Kemenag Sebut Kasus Pernikahan Kakek 74 Tahun dan Wanita Muda Pacitan Jadi Preseden Buruk
Gerbangrakyat.com – Pernikahan antara Kakek Tarman (74) dan wanita muda asal Pacitan, Shiela Arika (24), kembali menjadi perbincangan hangat publik. Bukan hanya karena perbedaan usia yang terpaut jauh, namun juga lantaran mahar fantastis yang disebut mencapai Rp 3 miliar serta kisruh yang muncul setelah akad nikah berlangsung. Polemik ini bahkan menarik perhatian Kementerian Agama (Kemenag) hingga para tokoh agama di daerah.

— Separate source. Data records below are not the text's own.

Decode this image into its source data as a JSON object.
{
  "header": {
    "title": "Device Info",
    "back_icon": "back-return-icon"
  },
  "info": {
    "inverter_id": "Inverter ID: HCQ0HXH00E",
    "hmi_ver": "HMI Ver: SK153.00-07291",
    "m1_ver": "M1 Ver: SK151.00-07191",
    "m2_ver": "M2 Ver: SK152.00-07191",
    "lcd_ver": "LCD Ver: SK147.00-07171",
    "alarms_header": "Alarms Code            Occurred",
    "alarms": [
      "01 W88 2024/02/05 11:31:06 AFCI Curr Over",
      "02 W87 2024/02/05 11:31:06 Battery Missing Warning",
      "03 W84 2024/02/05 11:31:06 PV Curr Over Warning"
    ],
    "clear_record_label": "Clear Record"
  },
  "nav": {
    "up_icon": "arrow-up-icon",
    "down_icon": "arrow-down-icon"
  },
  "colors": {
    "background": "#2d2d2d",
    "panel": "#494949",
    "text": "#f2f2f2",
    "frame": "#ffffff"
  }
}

Sekretaris Jenderal (Sekjen) Kemenag, Kamaruddin Amin, mengaku prihatin atas munculnya fenomena pernikahan viral tersebut. Ia menilai kasus ini telah menimbulkan “gempa birokrasi” hingga ke tingkat pusat karena dianggap sebagai bentuk kelalaian dalam pengawasan proses pernikahan di Kantor Urusan Agama (KUA).
“Skandal pernikahan viral Kakek Tarman dengan mahar cek Rp 3 miliar di Pacitan kini telah menimbulkan ‘gempa bumi’ birokrasi hingga ke tingkat Kementerian Agama (Kemenag),” ujar Kamaruddin seperti dikutip dari laman Kata-kata Kota Kita.
Ia menegaskan agar para penghulu dan petugas KUA di seluruh Indonesia lebih berhati-hati dalam menangani proses pernikahan, terutama untuk menghindari adanya unsur penipuan atau manipulasi data.
“Tolong lebih hati-hati, jangan sampai ada yang tertipu,” tegasnya pada Sabtu (11/10).
“Pernikahan adalah ibadah sakral, bukan ajang main-main apalagi penipuan,” tambahnya.
Menurut Kamaruddin, kasus di Pacitan ini dapat menjadi preseden buruk yang mengancam kredibilitas lembaga keagamaan serta nilai sakral pernikahan dalam Islam. Ia bahkan menduga, ada kemungkinan kasus serupa telah terjadi namun belum terungkap.
“Atau bisa jadi sudah ada yang terjadi (tapi) tidak ketahuan kan,” ujarnya, menyiratkan adanya potensi “gunung es” dari kasus sejenis di berbagai daerah.
Sementara itu, dari sisi pandangan keagamaan, Ketua Dewan Pembina Dewan Da’wah Islamiyyah Pacitan, Ustaz H. Bahtiar, menilai pernikahan seperti ini harus dikaji secara serius dari aspek fiqh munakahat (hukum pernikahan dalam Islam).
“Pernikahan itu sesuatu yang suci, tidak boleh untuk permainan atau sensasi misalnya agar viral. Al-Qur’an menyebutnya sebagai mitsaqan ghalidha, artinya perjanjian kokoh yang berlaku dunia akhirat,” jelasnya.
“Bahkan, melampaui transaksi material yang syaratnya ‘an taradhin minkum (dengan keridhaan di antara kamu sekalian). Makanya nikah perlu saksi. Semua dimensi ijab, mahar, dan pernyataan sah dari saksi saat wali ijab qabul bisa batal demi hukum (tidak sah) jika terjadi penipuan dan atau pemalsuan data.”
Dari sisi hukum negara, Ketua Pengadilan Agama Pacitan, Mashudi, S.Ag, menolak memberikan tanggapan langsung terkait kasus tersebut. Melalui situs resmi Pengadilan Agama Pacitan, ia menyampaikan bahwa lembaganya hanya berwenang memberikan layanan dan informasi administratif.
“Kami tidak melayani pemberian statemen atau komentar, mohon maaf. Tugas kami hanya memberikan informasi seputar layanan kami saja,” tulis Mashudi melalui pesan resmi di nomor layanan publik yang tercantum di situs PA Pacitan.
Kasus pernikahan ini kini terus menjadi perhatian publik, bukan hanya karena kehebohan di media sosial, tetapi juga karena membuka diskusi baru tentang pentingnya pengawasan, kejujuran, dan nilai sakral dalam sebuah ikatan pernikahan. Pemerintah diharapkan dapat memperkuat regulasi agar pernikahan tidak lagi dijadikan bahan sensasi atau ajang penipuan berkedok cinta.